Last week at the CDA convention, I was part of a panel of experts discussing The New Economics of Dentistry. Part of the discussion focused on what affects dentistry today and the growing influence of Corporate Dentistry. For example, take a look at the growth of DSOs (dental service organizations) which have seen 15% growth in the past decade alone and continues to grow at faster rates. In full disclosure, I started my dental career in corporate dentistry. (That particular company closed its doors in 1989.) It was a great experience for me as I was exposed to more dentistry in those two years than any of my classmates who worked at traditional positions. That was 1983. I believe that almost everyone in my graduating class dreamed of owning their own practice. The attorney on the panel last week stated that a recent survey in a Southern California dental school revealed that nearly 80% of that particular class did NOT want to own their own practice! Why and how can that be?
- There is a generational difference. The new graduates are happy just “working for the man” and getting their paid holidays. They value their time off and do not dream of creating their “empire”.
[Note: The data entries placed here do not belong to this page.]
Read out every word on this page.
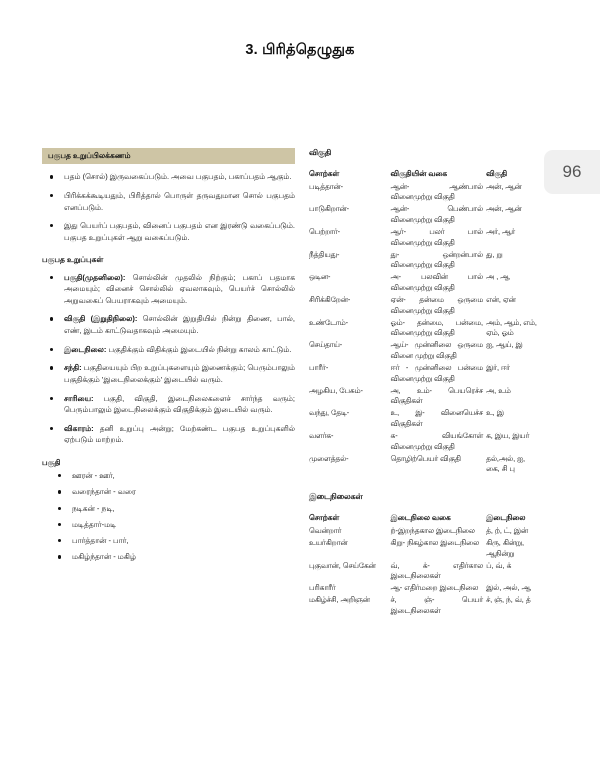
3. பிரித்தெழுதுக
96
பகுபத உறுப்பிலக்கணம்
பதம் (சொல்) இருவகைப்படும். அவை பகுபதம், பகாப்பதம் ஆகும்.
பிரிக்கக்கூடியதும், பிரித்தால் பொருள் தருவதுமான சொல் பகுபதம் எனப்படும்.
இது பெயர்ப் பகுபதம், வினைப் பகுபதம் என இரண்டு வகைப்படும். பகுபத உறுப்புகள் ஆறு வகைப்படும்.
பகுபத உறுப்புகள்
பகுதி(முதனிலை): சொல்லின் முதலில் நிற்கும்; பகாப் பதமாக அமையும்; வினைச் சொல்லில் ஏவலாகவும், பெயர்ச் சொல்லில் அறுவகைப் பெயராகவும் அமையும்.
விகுதி (இறுதிநிலை): சொல்லின் இறுதியில் நின்று திணை, பால், எண், இடம் காட்டுவதாகவும் அமையும்.
இடைநிலை: பகுதிக்கும் விதிக்கும் இடையில் நின்று காலம் காட்டும்.
சந்தி: பகுதியையும் பிற உறுப்புகளையும் இணைக்கும்; பெரும்பாலும் பகுதிக்கும் 'இடைநிலைக்கும்' இடையில் வரும்.
சாரியை: பகுதி, விகுதி, இடைநிலைகளைச் சார்ந்த வரும்; பெரும்பாலும் இடைநிலைக்கும் விகுதிக்கும் இடையில் வரும்.
விகாரம்: தனி உறுப்பு அன்று; மேற்கண்ட பகுபத உறுப்புகளில் ஏற்படும் மாற்றம்.
பகுதி
ஊரன் - ஊர்,
வரைந்தான் - வரை
நடிகன் - நடி,
மடித்தார்-மடி
பார்த்தான் - பார்,
மகிழ்ந்தான் - மகிழ்
விகுதி
சொற்கள்	விகுதியின் வகை	விகுதி
படித்தான்-	ஆன்- ஆண்பால் வினைமுற்று விகுதி	அன், ஆன்
பாடுகிறான்-	ஆன்- பெண்பால் வினைமுற்று விகுதி	அன், ஆன்
பெற்றார்-	ஆர்- பலர் பால் வினைமுற்று விகுதி	அர், ஆர்
நீத்தியது-	து- ஒன்றன்பால் வினைமுற்று விகுதி	து, று
ஒடின-	அ- பலவின் பால் வினைமுற்று விகுதி	அ , ஆ
சிரிக்கிறேன்-	ஏன்- தன்மை ஒருமை வினைமுற்று விகுதி	என், ஏன்
உண்டோம்-	ஓம்- தன்மை, பன்மை, வினைமுற்று விகுதி	அம், ஆம், எம், ஏம், ஓம்
செய்தாய்-	ஆய்- முன்னிலை ஒருமை வினை முற்று விகுதி	ஐ, ஆய், இ
பாரீர்-	ஈர் - முன்னிலை பன்மை வினைமுற்று விகுதி	இர், ஈர்
அழகிய, பேசும்-	அ, உம்- பெயரெச்ச விகுதிகள்	அ, உம்
வந்து, தேடி-	உ, இ- வினையெச்ச விகுதிகள்	உ, இ
வளர்க-	க- வியங்கோள் வினைமுற்று விகுதி	க, இய, இயர்
முளைத்தல்-	தொழிற்பெயர் விகுதி	தல்,அல், ஐ, கை, சி பு
இடைநிலைகள்
சொற்கள்	இடைநிலை வகை	இடைநிலை
வென்றார்	ற்-இறந்தகால இடைநிலை	த், ற், ட், இன்
உயர்கிறான்	கிறு- நிகழ்கால இடைநிலை	கிரு, கின்று, ஆநின்று
புகுவான், செய்கேன்	வ், க்- எதிர்கால இடைநிலைகள்	ப், வ், க்
பரிகாரீர்	ஆ- எதிர்மறை இடைநிலை	இல், அல், ஆ
மகிழ்ச்சி, அறிஞன்	ச், ஞ்- பெயர் இடைநிலைகள்	ச், ஞ், ந், வ், த்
- My class was less than 10% female. Now the classes are over 50% female. Most of the buyers I deal with now are female and are extremely capable. However, there seems to a higher percentage of female dentists who desire to work part-time for family reasons as compared to their male counterparts.
- The debt load of the current graduates is more than $300,000 compared to only $30,000 when I graduated. The new graduate is concerned about taking on additional debt with a practice start-up or a purchase.
When I graduated, the biggest problem for Corporate Dentistry was the revolving door of dentists who would come to work for a few years and then leave to pursue and establish their own practices. For the three reasons above, this is no longer an issue. Many of the corporate players are offering different financial packages and continuing education opportunities. They are finding ways to reduce the staff and doctor turnover that plagued the industry in the past. Corporate Dentistry will continue to grow over the next several years, but I believe that their growth will be limited. I will explain why in next month’s article… to be continued… stay tuned…
If you are a dentist new to the field, make sure to weigh your options before making decision, be sure that you understand not just what Corporate Dentistry has to offer, but also the pros and cons of a DSO vs private practice.